Opinion
Light a lamp for ‘Maha Viru’ national tragedies
“Wiggy vows to light lamps in every Jaffna household to commemorate dead LTTE cadres” was the heading of a news item carried in The Island on 27.11.2020 with the cartoon of the day, depicting ‘Wiggy’ lighting a lamp with a flame in the form of a tiger head.
The JVP commemorate their fallen comrades in November ‘Il Maha Viru Samaruma’. The ‘LTTE’ also commemorate their fallen cadres in November ‘Maha Viru Day’. Both of these groups are viewed, according to different perspectives, as either terrorist groups or liberators. When it comes to terrorism, it seemed, the JVP was on a much smaller scale of a home grown variety of terrorism; with no international support or training, targeting a select set of people on a specific ideological basis. On the other hand, the LTTE was on a massive scale that earned them the title of being one of the most ruthless terrorist organizations of the world. The LTTE had an enormous amount of international support and training, with killings and massacres of an unprecedented scale. When it comes to liberators, the difference is that the JVP was interested in liberating the entire country, regardless of ethnicity or religion, from what it perceived as a ‘pro capitalist government’, supported by an international base that was exploiting the masses of this country. The LTTE on the other hand was interested in liberating a specific part of the country exclusively for the Tamils, which they felt were being exploited.
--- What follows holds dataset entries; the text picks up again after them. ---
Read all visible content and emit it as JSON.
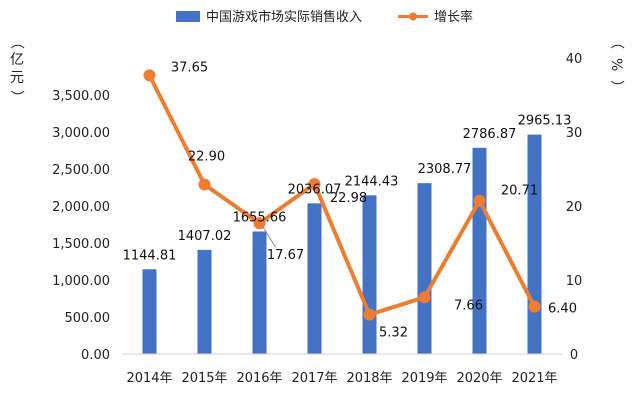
{
  "chart_data": {
    "type": "bar",
    "categories": [
      "2014年",
      "2015年",
      "2016年",
      "2017年",
      "2018年",
      "2019年",
      "2020年",
      "2021年"
    ],
    "series": [
      {
        "name": "中国游戏市场实际销售收入",
        "type": "bar",
        "axis": "left",
        "color": "#4472C4",
        "values": [
          1144.81,
          1407.02,
          1655.66,
          2036.07,
          2144.43,
          2308.77,
          2786.87,
          2965.13
        ],
        "labels": [
          "1144.81",
          "1407.02",
          "1655.66",
          "2036.07",
          "2144.43",
          "2308.77",
          "2786.87",
          "2965.13"
        ]
      },
      {
        "name": "增长率",
        "type": "line",
        "axis": "right",
        "color": "#ED7D31",
        "values": [
          37.65,
          22.9,
          17.67,
          22.98,
          5.32,
          7.66,
          20.71,
          6.4
        ],
        "labels": [
          "37.65",
          "22.90",
          "17.67",
          "22.98",
          "5.32",
          "7.66",
          "20.71",
          "6.40"
        ]
      }
    ],
    "y_left": {
      "unit_top": "（",
      "unit_chars": [
        "亿",
        "元"
      ],
      "unit_bottom": "）",
      "range": [
        0,
        4000
      ],
      "ticks": [
        "0.00",
        "500.00",
        "1,000.00",
        "1,500.00",
        "2,000.00",
        "2,500.00",
        "3,000.00",
        "3,500.00"
      ],
      "tick_values": [
        0,
        500,
        1000,
        1500,
        2000,
        2500,
        3000,
        3500
      ]
    },
    "y_right": {
      "unit_top": "（",
      "unit_char": "%",
      "unit_bottom": "）",
      "range": [
        0,
        40
      ],
      "ticks": [
        "0",
        "10",
        "20",
        "30",
        "40"
      ],
      "tick_values": [
        0,
        10,
        20,
        30,
        40
      ]
    },
    "legend_position": "top-center",
    "grid": false
  }
}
Nevertheless, the truth is that both these groups were made of the youth of this country- the future of this country – who were ‘forced’ into this ‘terrorism’ through sheer desperation as a result of being ignored by ‘us’. When one considers the JVP, in their case at least, they were on their own. In the case of the LTTE the tragedy is much worse, as this group’s frustration was hijacked and exploited by a set of power-hungry politicians, who were in collaboration with ‘an international agenda’ with no regard to the loss of life and destruction caused.
A Colombo-based Mr. C.V. Vigneswaran, is demonstrating from his actions that he is indeed one of those politicians who has no scruples in continuing to exploit the Tamils for his own personal agenda. But we as a nation should rise above this. We as a nation should all light a lamp for the ‘Il Maha Viru Samaruma’ and the “Maha Viru Day’ — not to commemorate those who lost their lives but to remind ourselves of the meaningless destruction that we as a nation were/are responsible for.
The government should organise events for both these days that involve a serious socio- economic/political discussion that analyses the factors behind this national tragedy. Let us stop lighting lamps that symbolize the rebirth of terrorism and destruction, but light ones that symbolize a rebirth of a nation.